Published:December 01, 2022DOI:https://doi.org/10.1016/j.amepre.2022.09.028

      Introduction

      Many low-income U.S. households experience food security changes over time, but little is known about how labor market transitions contribute to these changes. This paper uses longitudinal survey data collected from 2017 to 2020 to explore how changes in employment and earnings are associated with changes in food security status.

      Methods

      Analyses were conducted in the spring of 2022 and include nearly 3,500 individuals who participated in the Supplemental Nutrition Assistance Program Employment and Training program. Individuals responded to surveys at 2 points in time—12 months and 36 months after study enrollment—which asked for employment, earnings, and food security information. Logistic regression models were used to estimate the associations between food security transitions and employment and earnings changes.
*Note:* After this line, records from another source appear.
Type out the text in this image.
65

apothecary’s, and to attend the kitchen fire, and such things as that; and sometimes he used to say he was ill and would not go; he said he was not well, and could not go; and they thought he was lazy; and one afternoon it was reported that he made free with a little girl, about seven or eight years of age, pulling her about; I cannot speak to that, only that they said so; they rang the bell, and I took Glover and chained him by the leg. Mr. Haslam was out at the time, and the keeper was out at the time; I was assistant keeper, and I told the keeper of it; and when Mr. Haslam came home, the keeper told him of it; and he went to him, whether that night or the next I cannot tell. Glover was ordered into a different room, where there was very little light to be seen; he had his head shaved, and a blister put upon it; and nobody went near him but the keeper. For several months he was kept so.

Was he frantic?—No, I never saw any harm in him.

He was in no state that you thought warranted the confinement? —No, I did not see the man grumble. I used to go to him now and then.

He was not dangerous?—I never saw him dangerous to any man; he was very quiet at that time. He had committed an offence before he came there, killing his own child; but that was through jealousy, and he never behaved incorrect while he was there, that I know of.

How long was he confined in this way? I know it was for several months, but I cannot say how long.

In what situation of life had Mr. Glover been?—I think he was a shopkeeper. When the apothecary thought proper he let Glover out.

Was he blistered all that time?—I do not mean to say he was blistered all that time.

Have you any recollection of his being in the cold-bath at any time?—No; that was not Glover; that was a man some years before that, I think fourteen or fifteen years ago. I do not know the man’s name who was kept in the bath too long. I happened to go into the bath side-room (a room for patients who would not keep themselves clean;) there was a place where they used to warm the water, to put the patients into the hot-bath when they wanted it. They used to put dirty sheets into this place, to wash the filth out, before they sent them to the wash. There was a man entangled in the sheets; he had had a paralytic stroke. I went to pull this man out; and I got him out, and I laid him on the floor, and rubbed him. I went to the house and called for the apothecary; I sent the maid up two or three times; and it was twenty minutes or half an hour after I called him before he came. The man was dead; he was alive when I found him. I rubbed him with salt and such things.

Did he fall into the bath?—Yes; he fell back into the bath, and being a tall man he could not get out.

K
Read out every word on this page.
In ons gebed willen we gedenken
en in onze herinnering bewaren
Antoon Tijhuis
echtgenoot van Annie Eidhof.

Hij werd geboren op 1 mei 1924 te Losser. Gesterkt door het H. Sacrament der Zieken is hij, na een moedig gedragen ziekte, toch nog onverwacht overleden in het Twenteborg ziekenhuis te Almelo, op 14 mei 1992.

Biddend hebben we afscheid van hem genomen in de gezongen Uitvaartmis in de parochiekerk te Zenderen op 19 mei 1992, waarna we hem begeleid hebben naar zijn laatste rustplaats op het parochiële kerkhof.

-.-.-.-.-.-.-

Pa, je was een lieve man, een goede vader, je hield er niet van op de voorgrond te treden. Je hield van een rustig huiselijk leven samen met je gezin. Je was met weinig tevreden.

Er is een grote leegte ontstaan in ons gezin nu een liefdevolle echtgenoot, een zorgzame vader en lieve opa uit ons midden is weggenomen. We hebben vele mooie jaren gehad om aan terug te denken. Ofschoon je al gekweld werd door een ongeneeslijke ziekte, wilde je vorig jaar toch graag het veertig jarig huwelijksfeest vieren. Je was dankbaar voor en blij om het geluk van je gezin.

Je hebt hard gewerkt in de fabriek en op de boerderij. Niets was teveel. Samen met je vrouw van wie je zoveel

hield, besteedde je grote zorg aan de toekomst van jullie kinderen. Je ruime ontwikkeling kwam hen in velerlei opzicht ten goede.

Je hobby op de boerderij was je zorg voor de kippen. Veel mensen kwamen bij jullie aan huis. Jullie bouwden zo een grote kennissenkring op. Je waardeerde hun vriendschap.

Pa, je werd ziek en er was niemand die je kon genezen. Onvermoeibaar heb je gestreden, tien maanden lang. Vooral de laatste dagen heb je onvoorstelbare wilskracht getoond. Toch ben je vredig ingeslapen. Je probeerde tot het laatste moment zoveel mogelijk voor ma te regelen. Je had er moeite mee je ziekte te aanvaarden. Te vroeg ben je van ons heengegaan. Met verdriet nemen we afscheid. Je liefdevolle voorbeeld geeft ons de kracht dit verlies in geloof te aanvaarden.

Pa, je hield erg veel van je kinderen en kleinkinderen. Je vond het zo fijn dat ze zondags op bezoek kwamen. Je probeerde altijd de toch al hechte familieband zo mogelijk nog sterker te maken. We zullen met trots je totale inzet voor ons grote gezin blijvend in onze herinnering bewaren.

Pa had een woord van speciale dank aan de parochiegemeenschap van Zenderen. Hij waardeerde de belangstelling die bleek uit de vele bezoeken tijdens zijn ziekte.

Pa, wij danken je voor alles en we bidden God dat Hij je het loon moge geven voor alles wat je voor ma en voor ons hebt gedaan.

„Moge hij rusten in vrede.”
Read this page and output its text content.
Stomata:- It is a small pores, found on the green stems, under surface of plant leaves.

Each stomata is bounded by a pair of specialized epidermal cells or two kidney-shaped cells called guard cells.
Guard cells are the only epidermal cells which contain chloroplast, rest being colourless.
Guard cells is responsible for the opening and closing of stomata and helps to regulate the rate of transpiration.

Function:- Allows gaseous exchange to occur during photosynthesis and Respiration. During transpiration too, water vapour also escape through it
Analyses also were conducted to assess whether these associations differed on the basis of individuals’ previous employment and earnings volatility.

      Results

      Individuals who experienced a job loss 2 months before the second survey interview had higher odds of becoming food insecure (OR=2.67; 95% CI=1.24, 5.75); those who experienced an earnings reduction in the month before the interview also had higher odds of becoming food insecure (OR=1.89; 95% CI=1.03, 3.47). The association between experiencing a job loss and becoming food insecure was greater among those who had experienced past earnings changes. There were no statistically significant associations between changes in earnings and employment and the likelihood of becoming food secure.

      Conclusions

      Employment losses and earnings reductions are associated with becoming food insecure among Supplemental Nutrition Assistance Program Employment and Training participants. Providing additional support to individuals who experience these losses and reductions may reduce their risk of becoming food insecure.